NEW YORK-The importance of venture capital as a finance source for wireless Web businesses has increased dramatically amid the pullback of equipment vendors, commercial banks and public securities markets.
“It is so painfully obvious that the financing side of the equation has become a major problem for Internet and wireless Web-related telecom companies,” Glenn S. Gerstell, a partner with Milbank, Tweed, Hadley & McCloy L.L.P., Washington, D.C.
“Financing of wireless Web projects will prove more problematic than two years ago when the markets were better disposed. This means that early, realistic business appraisals are much more important.”
The investment community has developed reasonably good criteria for evaluating telecommunications operators and the voice services they provide. These benchmarks are inadequate for analyzing wireless Web and mobile commerce businesses, which must work interdependently with networks.
“The varied projections for Internet use are all over the map. This is understandable and wonderful and leads to creativity, but it also can lead to a lack of appreciation and addressing of market risk. We are in a world of unprecedented uncertainty and fluidity,” he said at the recent Institute for International Research conference on “Financing the Wireless Web.”
The result, at present, is a perception that the degree of risk is unknown but large, and this concern has made many groups of potential investors quite skittish.
“The high-yield (bond) market is dead. The availability of commercial banks to finance the wireless Web is almost nil because they are looking for near certainty of a revenue stream,” Gerstell said.

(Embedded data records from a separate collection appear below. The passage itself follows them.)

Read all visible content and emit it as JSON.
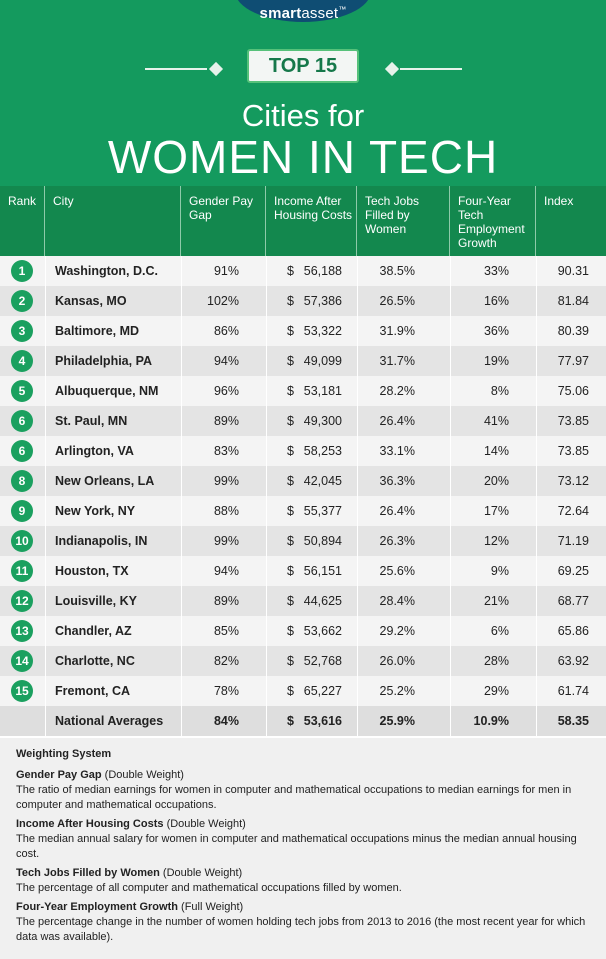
{
  "brand": {
    "logo_text_bold": "smart",
    "logo_text_light": "asset",
    "logo_tm": "™"
  },
  "header": {
    "badge": "TOP 15",
    "title_line1": "Cities for",
    "title_line2": "WOMEN IN TECH"
  },
  "colors": {
    "header_green": "#149a5e",
    "column_green": "#13884e",
    "rank_circle": "#1aa05f",
    "logo_navy": "#0f4d73"
  },
  "columns": [
    "Rank",
    "City",
    "Gender Pay Gap",
    "Income After Housing Costs",
    "Tech Jobs Filled by Women",
    "Four-Year Tech Employment Growth",
    "Index"
  ],
  "rows": [
    {
      "rank": "1",
      "city": "Washington, D.C.",
      "gap": "91%",
      "income": "56,188",
      "tech": "38.5%",
      "growth": "33%",
      "index": "90.31"
    },
    {
      "rank": "2",
      "city": "Kansas, MO",
      "gap": "102%",
      "income": "57,386",
      "tech": "26.5%",
      "growth": "16%",
      "index": "81.84"
    },
    {
      "rank": "3",
      "city": "Baltimore, MD",
      "gap": "86%",
      "income": "53,322",
      "tech": "31.9%",
      "growth": "36%",
      "index": "80.39"
    },
    {
      "rank": "4",
      "city": "Philadelphia, PA",
      "gap": "94%",
      "income": "49,099",
      "tech": "31.7%",
      "growth": "19%",
      "index": "77.97"
    },
    {
      "rank": "5",
      "city": "Albuquerque, NM",
      "gap": "96%",
      "income": "53,181",
      "tech": "28.2%",
      "growth": "8%",
      "index": "75.06"
    },
    {
      "rank": "6",
      "city": "St. Paul, MN",
      "gap": "89%",
      "income": "49,300",
      "tech": "26.4%",
      "growth": "41%",
      "index": "73.85"
    },
    {
      "rank": "6",
      "city": "Arlington, VA",
      "gap": "83%",
      "income": "58,253",
      "tech": "33.1%",
      "growth": "14%",
      "index": "73.85"
    },
    {
      "rank": "8",
      "city": "New Orleans, LA",
      "gap": "99%",
      "income": "42,045",
      "tech": "36.3%",
      "growth": "20%",
      "index": "73.12"
    },
    {
      "rank": "9",
      "city": "New York, NY",
      "gap": "88%",
      "income": "55,377",
      "tech": "26.4%",
      "growth": "17%",
      "index": "72.64"
    },
    {
      "rank": "10",
      "city": "Indianapolis, IN",
      "gap": "99%",
      "income": "50,894",
      "tech": "26.3%",
      "growth": "12%",
      "index": "71.19"
    },
    {
      "rank": "11",
      "city": "Houston, TX",
      "gap": "94%",
      "income": "56,151",
      "tech": "25.6%",
      "growth": "9%",
      "index": "69.25"
    },
    {
      "rank": "12",
      "city": "Louisville, KY",
      "gap": "89%",
      "income": "44,625",
      "tech": "28.4%",
      "growth": "21%",
      "index": "68.77"
    },
    {
      "rank": "13",
      "city": "Chandler, AZ",
      "gap": "85%",
      "income": "53,662",
      "tech": "29.2%",
      "growth": "6%",
      "index": "65.86"
    },
    {
      "rank": "14",
      "city": "Charlotte, NC",
      "gap": "82%",
      "income": "52,768",
      "tech": "26.0%",
      "growth": "28%",
      "index": "63.92"
    },
    {
      "rank": "15",
      "city": "Fremont, CA",
      "gap": "78%",
      "income": "65,227",
      "tech": "25.2%",
      "growth": "29%",
      "index": "61.74"
    }
  ],
  "averages": {
    "label": "National Averages",
    "gap": "84%",
    "income": "53,616",
    "tech": "25.9%",
    "growth": "10.9%",
    "index": "58.35"
  },
  "currency_symbol": "$",
  "weighting": {
    "title": "Weighting System",
    "items": [
      {
        "name": "Gender Pay Gap",
        "weight": "(Double Weight)",
        "desc": "The ratio of median earnings for women in computer and mathematical occupations to median earnings for men in computer and mathematical occupations."
      },
      {
        "name": "Income After Housing Costs",
        "weight": "(Double Weight)",
        "desc": "The median annual salary for women in computer and mathematical occupations minus the median annual housing cost."
      },
      {
        "name": "Tech Jobs Filled by Women",
        "weight": "(Double Weight)",
        "desc": "The percentage of all computer and mathematical occupations filled by women."
      },
      {
        "name": "Four-Year Employment Growth",
        "weight": "(Full Weight)",
        "desc": "The percentage change in the number of women holding tech jobs from 2013 to 2016 (the most recent year for which data was available)."
      }
    ]
  }
}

“Vendor financing remains a key source of debt financing, but they are not interested in subsidized loans or sweetheart deals because they want to offload loans to commercial banks, which are reluctant to finance the wireless Web. … Some big players in vendor financing have recently pulled back from commitments.”

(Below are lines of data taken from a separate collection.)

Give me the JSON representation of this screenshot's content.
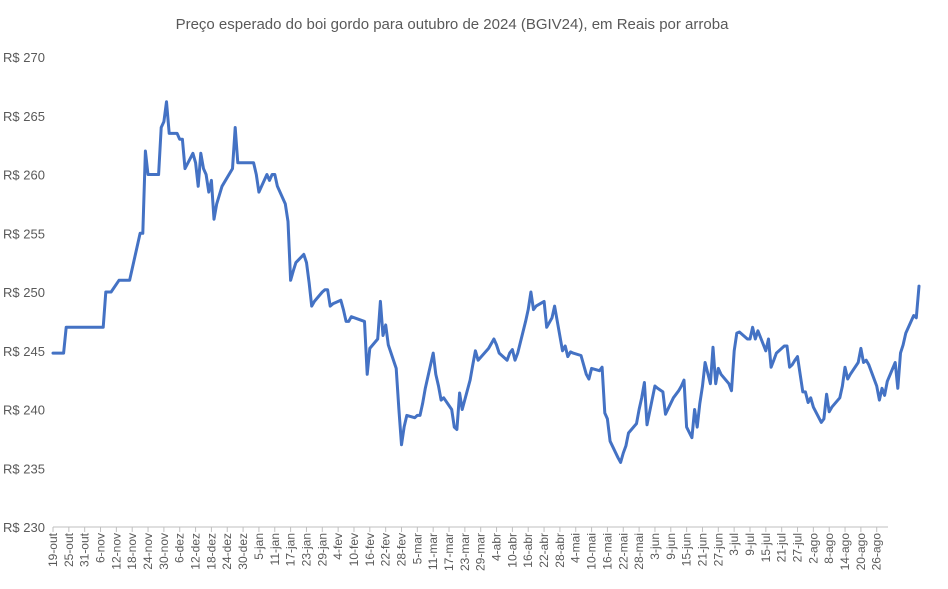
{
  "chart_data": {
    "type": "line",
    "title": "Preço esperado do boi gordo para outubro de 2024 (BGIV24), em Reais por arroba",
    "xlabel": "",
    "ylabel": "",
    "ylim": [
      230,
      270
    ],
    "ytick_values": [
      230,
      235,
      240,
      245,
      250,
      255,
      260,
      265,
      270
    ],
    "ytick_labels": [
      "R$ 230",
      "R$ 235",
      "R$ 240",
      "R$ 245",
      "R$ 250",
      "R$ 255",
      "R$ 260",
      "R$ 265",
      "R$ 270"
    ],
    "x_start": "2023-10-19",
    "x_end": "2024-08-28",
    "xtick_dates": [
      "2023-10-19",
      "2023-10-25",
      "2023-10-31",
      "2023-11-06",
      "2023-11-12",
      "2023-11-18",
      "2023-11-24",
      "2023-11-30",
      "2023-12-06",
      "2023-12-12",
      "2023-12-18",
      "2023-12-24",
      "2023-12-30",
      "2024-01-05",
      "2024-01-11",
      "2024-01-17",
      "2024-01-23",
      "2024-01-29",
      "2024-02-04",
      "2024-02-10",
      "2024-02-16",
      "2024-02-22",
      "2024-02-28",
      "2024-03-05",
      "2024-03-11",
      "2024-03-17",
      "2024-03-23",
      "2024-03-29",
      "2024-04-04",
      "2024-04-10",
      "2024-04-16",
      "2024-04-22",
      "2024-04-28",
      "2024-05-04",
      "2024-05-10",
      "2024-05-16",
      "2024-05-22",
      "2024-05-28",
      "2024-06-03",
      "2024-06-09",
      "2024-06-15",
      "2024-06-21",
      "2024-06-27",
      "2024-07-03",
      "2024-07-09",
      "2024-07-15",
      "2024-07-21",
      "2024-07-27",
      "2024-08-02",
      "2024-08-08",
      "2024-08-14",
      "2024-08-20",
      "2024-08-26"
    ],
    "xtick_labels": [
      "19-out",
      "25-out",
      "31-out",
      "6-nov",
      "12-nov",
      "18-nov",
      "24-nov",
      "30-nov",
      "6-dez",
      "12-dez",
      "18-dez",
      "24-dez",
      "30-dez",
      "5-jan",
      "11-jan",
      "17-jan",
      "23-jan",
      "29-jan",
      "4-fev",
      "10-fev",
      "16-fev",
      "22-fev",
      "28-fev",
      "5-mar",
      "11-mar",
      "17-mar",
      "23-mar",
      "29-mar",
      "4-abr",
      "10-abr",
      "16-abr",
      "22-abr",
      "28-abr",
      "4-mai",
      "10-mai",
      "16-mai",
      "22-mai",
      "28-mai",
      "3-jun",
      "9-jun",
      "15-jun",
      "21-jun",
      "27-jun",
      "3-jul",
      "9-jul",
      "15-jul",
      "21-jul",
      "27-jul",
      "2-ago",
      "8-ago",
      "14-ago",
      "20-ago",
      "26-ago"
    ],
    "series": [
      {
        "name": "BGIV24",
        "color": "#4472c4",
        "points": [
          [
            "2023-10-19",
            244.8
          ],
          [
            "2023-10-23",
            244.8
          ],
          [
            "2023-10-24",
            247.0
          ],
          [
            "2023-10-27",
            247.0
          ],
          [
            "2023-10-31",
            247.0
          ],
          [
            "2023-11-03",
            247.0
          ],
          [
            "2023-11-07",
            247.0
          ],
          [
            "2023-11-08",
            250.0
          ],
          [
            "2023-11-09",
            250.0
          ],
          [
            "2023-11-10",
            250.0
          ],
          [
            "2023-11-13",
            251.0
          ],
          [
            "2023-11-16",
            251.0
          ],
          [
            "2023-11-17",
            251.0
          ],
          [
            "2023-11-20",
            254.0
          ],
          [
            "2023-11-21",
            255.0
          ],
          [
            "2023-11-22",
            255.0
          ],
          [
            "2023-11-23",
            262.0
          ],
          [
            "2023-11-24",
            260.0
          ],
          [
            "2023-11-27",
            260.0
          ],
          [
            "2023-11-28",
            260.0
          ],
          [
            "2023-11-29",
            264.0
          ],
          [
            "2023-11-30",
            264.5
          ],
          [
            "2023-12-01",
            266.2
          ],
          [
            "2023-12-02",
            263.5
          ],
          [
            "2023-12-05",
            263.5
          ],
          [
            "2023-12-06",
            263.0
          ],
          [
            "2023-12-07",
            263.0
          ],
          [
            "2023-12-08",
            260.5
          ],
          [
            "2023-12-11",
            261.8
          ],
          [
            "2023-12-12",
            261.0
          ],
          [
            "2023-12-13",
            259.0
          ],
          [
            "2023-12-14",
            261.8
          ],
          [
            "2023-12-15",
            260.5
          ],
          [
            "2023-12-16",
            260.0
          ],
          [
            "2023-12-17",
            258.5
          ],
          [
            "2023-12-18",
            259.5
          ],
          [
            "2023-12-19",
            256.2
          ],
          [
            "2023-12-20",
            257.5
          ],
          [
            "2023-12-22",
            259.0
          ],
          [
            "2023-12-26",
            260.5
          ],
          [
            "2023-12-27",
            264.0
          ],
          [
            "2023-12-28",
            261.0
          ],
          [
            "2024-01-01",
            261.0
          ],
          [
            "2024-01-03",
            261.0
          ],
          [
            "2024-01-04",
            260.0
          ],
          [
            "2024-01-05",
            258.5
          ],
          [
            "2024-01-08",
            260.0
          ],
          [
            "2024-01-09",
            259.5
          ],
          [
            "2024-01-10",
            260.0
          ],
          [
            "2024-01-11",
            260.0
          ],
          [
            "2024-01-12",
            259.0
          ],
          [
            "2024-01-15",
            257.5
          ],
          [
            "2024-01-16",
            256.0
          ],
          [
            "2024-01-17",
            251.0
          ],
          [
            "2024-01-18",
            251.8
          ],
          [
            "2024-01-19",
            252.5
          ],
          [
            "2024-01-22",
            253.2
          ],
          [
            "2024-01-23",
            252.5
          ],
          [
            "2024-01-24",
            250.8
          ],
          [
            "2024-01-25",
            248.8
          ],
          [
            "2024-01-26",
            249.2
          ],
          [
            "2024-01-29",
            250.0
          ],
          [
            "2024-01-30",
            250.2
          ],
          [
            "2024-01-31",
            250.2
          ],
          [
            "2024-02-01",
            248.8
          ],
          [
            "2024-02-02",
            249.0
          ],
          [
            "2024-02-05",
            249.3
          ],
          [
            "2024-02-06",
            248.5
          ],
          [
            "2024-02-07",
            247.5
          ],
          [
            "2024-02-08",
            247.5
          ],
          [
            "2024-02-09",
            247.9
          ],
          [
            "2024-02-14",
            247.5
          ],
          [
            "2024-02-15",
            243.0
          ],
          [
            "2024-02-16",
            245.2
          ],
          [
            "2024-02-19",
            246.0
          ],
          [
            "2024-02-20",
            249.2
          ],
          [
            "2024-02-21",
            246.3
          ],
          [
            "2024-02-22",
            247.2
          ],
          [
            "2024-02-23",
            245.5
          ],
          [
            "2024-02-26",
            243.5
          ],
          [
            "2024-02-27",
            240.0
          ],
          [
            "2024-02-28",
            237.0
          ],
          [
            "2024-02-29",
            238.5
          ],
          [
            "2024-03-01",
            239.5
          ],
          [
            "2024-03-04",
            239.3
          ],
          [
            "2024-03-05",
            239.5
          ],
          [
            "2024-03-06",
            239.5
          ],
          [
            "2024-03-07",
            240.5
          ],
          [
            "2024-03-08",
            241.8
          ],
          [
            "2024-03-11",
            244.8
          ],
          [
            "2024-03-12",
            243.0
          ],
          [
            "2024-03-13",
            242.0
          ],
          [
            "2024-03-14",
            240.8
          ],
          [
            "2024-03-15",
            241.0
          ],
          [
            "2024-03-18",
            240.0
          ],
          [
            "2024-03-19",
            238.5
          ],
          [
            "2024-03-20",
            238.3
          ],
          [
            "2024-03-21",
            241.4
          ],
          [
            "2024-03-22",
            240.0
          ],
          [
            "2024-03-25",
            242.5
          ],
          [
            "2024-03-26",
            243.8
          ],
          [
            "2024-03-27",
            245.0
          ],
          [
            "2024-03-28",
            244.2
          ],
          [
            "2024-04-01",
            245.2
          ],
          [
            "2024-04-03",
            246.0
          ],
          [
            "2024-04-04",
            245.5
          ],
          [
            "2024-04-05",
            244.8
          ],
          [
            "2024-04-08",
            244.2
          ],
          [
            "2024-04-09",
            244.8
          ],
          [
            "2024-04-10",
            245.1
          ],
          [
            "2024-04-11",
            244.2
          ],
          [
            "2024-04-12",
            244.8
          ],
          [
            "2024-04-15",
            247.5
          ],
          [
            "2024-04-16",
            248.5
          ],
          [
            "2024-04-17",
            250.0
          ],
          [
            "2024-04-18",
            248.5
          ],
          [
            "2024-04-19",
            248.8
          ],
          [
            "2024-04-22",
            249.2
          ],
          [
            "2024-04-23",
            247.0
          ],
          [
            "2024-04-25",
            247.8
          ],
          [
            "2024-04-26",
            248.8
          ],
          [
            "2024-04-29",
            245.0
          ],
          [
            "2024-04-30",
            245.4
          ],
          [
            "2024-05-01",
            244.5
          ],
          [
            "2024-05-02",
            244.9
          ],
          [
            "2024-05-03",
            244.8
          ],
          [
            "2024-05-06",
            244.6
          ],
          [
            "2024-05-08",
            243.0
          ],
          [
            "2024-05-09",
            242.6
          ],
          [
            "2024-05-10",
            243.5
          ],
          [
            "2024-05-13",
            243.3
          ],
          [
            "2024-05-14",
            243.6
          ],
          [
            "2024-05-15",
            239.7
          ],
          [
            "2024-05-16",
            239.2
          ],
          [
            "2024-05-17",
            237.3
          ],
          [
            "2024-05-20",
            235.9
          ],
          [
            "2024-05-21",
            235.5
          ],
          [
            "2024-05-22",
            236.3
          ],
          [
            "2024-05-23",
            236.9
          ],
          [
            "2024-05-24",
            238.0
          ],
          [
            "2024-05-27",
            238.8
          ],
          [
            "2024-05-28",
            240.0
          ],
          [
            "2024-05-29",
            241.0
          ],
          [
            "2024-05-30",
            242.3
          ],
          [
            "2024-05-31",
            238.7
          ],
          [
            "2024-06-03",
            242.0
          ],
          [
            "2024-06-04",
            241.8
          ],
          [
            "2024-06-06",
            241.5
          ],
          [
            "2024-06-07",
            239.6
          ],
          [
            "2024-06-10",
            241.0
          ],
          [
            "2024-06-11",
            241.3
          ],
          [
            "2024-06-12",
            241.6
          ],
          [
            "2024-06-13",
            242.0
          ],
          [
            "2024-06-14",
            242.5
          ],
          [
            "2024-06-15",
            238.5
          ],
          [
            "2024-06-17",
            237.6
          ],
          [
            "2024-06-18",
            240.0
          ],
          [
            "2024-06-19",
            238.5
          ],
          [
            "2024-06-20",
            240.5
          ],
          [
            "2024-06-21",
            242.0
          ],
          [
            "2024-06-22",
            244.0
          ],
          [
            "2024-06-24",
            242.2
          ],
          [
            "2024-06-25",
            245.3
          ],
          [
            "2024-06-26",
            242.2
          ],
          [
            "2024-06-27",
            243.5
          ],
          [
            "2024-06-28",
            243.0
          ],
          [
            "2024-07-01",
            242.2
          ],
          [
            "2024-07-02",
            241.6
          ],
          [
            "2024-07-03",
            245.0
          ],
          [
            "2024-07-04",
            246.5
          ],
          [
            "2024-07-05",
            246.6
          ],
          [
            "2024-07-08",
            246.0
          ],
          [
            "2024-07-09",
            246.0
          ],
          [
            "2024-07-10",
            247.0
          ],
          [
            "2024-07-11",
            246.0
          ],
          [
            "2024-07-12",
            246.7
          ],
          [
            "2024-07-15",
            245.0
          ],
          [
            "2024-07-16",
            246.0
          ],
          [
            "2024-07-17",
            243.6
          ],
          [
            "2024-07-18",
            244.2
          ],
          [
            "2024-07-19",
            244.8
          ],
          [
            "2024-07-22",
            245.4
          ],
          [
            "2024-07-23",
            245.4
          ],
          [
            "2024-07-24",
            243.6
          ],
          [
            "2024-07-25",
            243.8
          ],
          [
            "2024-07-26",
            244.2
          ],
          [
            "2024-07-27",
            244.5
          ],
          [
            "2024-07-29",
            241.5
          ],
          [
            "2024-07-30",
            241.5
          ],
          [
            "2024-07-31",
            240.6
          ],
          [
            "2024-08-01",
            241.0
          ],
          [
            "2024-08-02",
            240.2
          ],
          [
            "2024-08-05",
            238.9
          ],
          [
            "2024-08-06",
            239.2
          ],
          [
            "2024-08-07",
            241.3
          ],
          [
            "2024-08-08",
            239.8
          ],
          [
            "2024-08-09",
            240.2
          ],
          [
            "2024-08-12",
            241.0
          ],
          [
            "2024-08-13",
            242.0
          ],
          [
            "2024-08-14",
            243.6
          ],
          [
            "2024-08-15",
            242.6
          ],
          [
            "2024-08-16",
            243.0
          ],
          [
            "2024-08-19",
            244.0
          ],
          [
            "2024-08-20",
            245.2
          ],
          [
            "2024-08-21",
            244.0
          ],
          [
            "2024-08-22",
            244.2
          ],
          [
            "2024-08-23",
            243.8
          ],
          [
            "2024-08-26",
            242.0
          ],
          [
            "2024-08-27",
            240.8
          ],
          [
            "2024-08-28",
            241.8
          ],
          [
            "2024-08-29",
            241.2
          ],
          [
            "2024-08-30",
            242.4
          ],
          [
            "2024-09-02",
            244.0
          ],
          [
            "2024-09-03",
            241.8
          ],
          [
            "2024-09-04",
            244.8
          ],
          [
            "2024-09-05",
            245.5
          ],
          [
            "2024-09-06",
            246.5
          ],
          [
            "2024-09-09",
            248.0
          ],
          [
            "2024-09-10",
            247.8
          ],
          [
            "2024-09-11",
            250.5
          ]
        ]
      }
    ]
  }
}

As the result of this vise in which they are caught, wireless Web companies need to convince venture capitalists and other sources of private equity to finance them, he said.
As part of that strategy, they also must engage in the complicated process of obtaining financial commitments from strategic alliances with corporate sponsors: telecommunications operators and Internet service providers; construction and infrastructure companies; marketing and distribution firms; equipment and content providers.
“There is nothing unique about these structuring issues, but they do take on greater complexity. … Building strategic alliances is very important, a threshold consideration. It is more difficult than building an undersea cable or a wireless network,” Gerstell said.